Some researchers believe that the solar cycle influences global climate changes.  They attribute recent warming trends to cyclic variation.  Skeptics, though, argue that there's little hard evidence of a solar hand in recent climate changes.

Now, a new research report from a surprising source may help to lay this skepticism to rest.  A study from
NASA’s Goddard Space Flight Center in Greenbelt, Maryland looking at climate data over the past century has concluded that solar variation has made a significant impact on the Earth's climate.  The report concludes that evidence for climate changes based on solar radiation can be traced back as far as the Industrial Revolution.

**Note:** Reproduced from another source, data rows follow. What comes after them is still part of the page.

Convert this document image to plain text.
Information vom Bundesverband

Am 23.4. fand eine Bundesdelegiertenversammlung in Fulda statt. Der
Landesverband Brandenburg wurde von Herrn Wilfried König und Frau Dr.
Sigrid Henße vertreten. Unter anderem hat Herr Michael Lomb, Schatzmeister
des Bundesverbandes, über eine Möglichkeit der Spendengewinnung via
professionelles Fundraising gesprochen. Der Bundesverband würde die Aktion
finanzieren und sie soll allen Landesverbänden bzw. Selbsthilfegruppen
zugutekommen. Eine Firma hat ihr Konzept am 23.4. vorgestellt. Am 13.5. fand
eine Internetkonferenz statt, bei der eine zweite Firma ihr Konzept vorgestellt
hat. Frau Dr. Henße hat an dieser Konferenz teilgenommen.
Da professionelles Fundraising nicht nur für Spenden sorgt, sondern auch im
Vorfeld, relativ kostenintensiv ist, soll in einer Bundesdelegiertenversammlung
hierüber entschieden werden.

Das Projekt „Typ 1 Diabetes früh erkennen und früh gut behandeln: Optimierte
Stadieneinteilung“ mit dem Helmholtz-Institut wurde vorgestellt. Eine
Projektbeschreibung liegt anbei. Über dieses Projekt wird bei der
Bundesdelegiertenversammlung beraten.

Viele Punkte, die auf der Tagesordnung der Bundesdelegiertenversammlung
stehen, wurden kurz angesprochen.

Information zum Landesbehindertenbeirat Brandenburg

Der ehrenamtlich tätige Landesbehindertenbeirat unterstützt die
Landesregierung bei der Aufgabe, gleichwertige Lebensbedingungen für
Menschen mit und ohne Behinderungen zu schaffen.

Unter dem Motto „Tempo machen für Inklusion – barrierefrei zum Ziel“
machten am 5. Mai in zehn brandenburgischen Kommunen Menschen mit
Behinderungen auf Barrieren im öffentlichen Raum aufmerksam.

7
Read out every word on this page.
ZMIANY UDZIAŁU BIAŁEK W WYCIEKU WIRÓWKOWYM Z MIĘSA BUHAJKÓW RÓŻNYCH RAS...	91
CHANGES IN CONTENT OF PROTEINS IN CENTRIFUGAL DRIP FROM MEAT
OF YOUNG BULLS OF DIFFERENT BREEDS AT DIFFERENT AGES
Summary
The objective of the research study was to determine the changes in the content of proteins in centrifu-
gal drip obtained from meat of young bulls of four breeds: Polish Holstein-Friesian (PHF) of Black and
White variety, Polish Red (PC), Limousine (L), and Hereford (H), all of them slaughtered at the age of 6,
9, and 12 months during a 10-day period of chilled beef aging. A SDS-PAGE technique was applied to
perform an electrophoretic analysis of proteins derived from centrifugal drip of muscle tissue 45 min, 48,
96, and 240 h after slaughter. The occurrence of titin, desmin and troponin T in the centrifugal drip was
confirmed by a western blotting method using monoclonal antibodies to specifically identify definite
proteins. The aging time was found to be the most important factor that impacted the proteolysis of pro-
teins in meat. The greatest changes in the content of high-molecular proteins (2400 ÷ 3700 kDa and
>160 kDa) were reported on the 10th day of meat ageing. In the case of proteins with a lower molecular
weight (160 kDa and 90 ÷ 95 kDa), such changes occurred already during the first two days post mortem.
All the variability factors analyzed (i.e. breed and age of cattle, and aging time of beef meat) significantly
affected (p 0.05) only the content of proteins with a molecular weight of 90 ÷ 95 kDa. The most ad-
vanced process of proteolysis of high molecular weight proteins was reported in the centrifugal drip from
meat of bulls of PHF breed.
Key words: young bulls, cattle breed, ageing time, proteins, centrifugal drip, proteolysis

Past research has shown that the sun goes through eleven year cycles.  At the cycle's peak, solar activity occurring near sunspots is particularly intense, basking the Earth in solar heat.  According to Robert Cahalan, a climatologist at the Goddard Space Flight Center, "Right now, we are in between major ice ages, in a period that has been called the Holocene."

Thomas Woods, solar scientist at the University of Colorado in Boulder concludes, "The fluctuations in the solar cycle impacts Earth's global temperature by about 0.1 degree Celsius, slightly hotter during solar maximum and cooler during solar minimum.  The sun is currently at its minimum, and the next solar maximum is expected in 2012."

According to the study, during periods of solar quiet, 1,361 watts per square meter of solar energy reaches Earth's outermost atmosphere.  Periods of more intense activity brought 1.4 watts per square meter (0.1 percent) more energy.

While the NASA study acknowledged the sun's influence on warming and cooling patterns, it then went badly off the tracks.  Ignoring its own evidence, it returned to an argument that man had replaced the sun as the cause current warming patterns.  Like many studies, this conclusion was based less on hard data and more on questionable correlations and inaccurate modeling techniques.

The inconvertible fact, here is that even NASA's own study acknowledges that solar variation has caused climate change in the past.  And even the study's members, mostly ardent supports of AGW theory, acknowledge that the sun may play a significant role in future climate changes."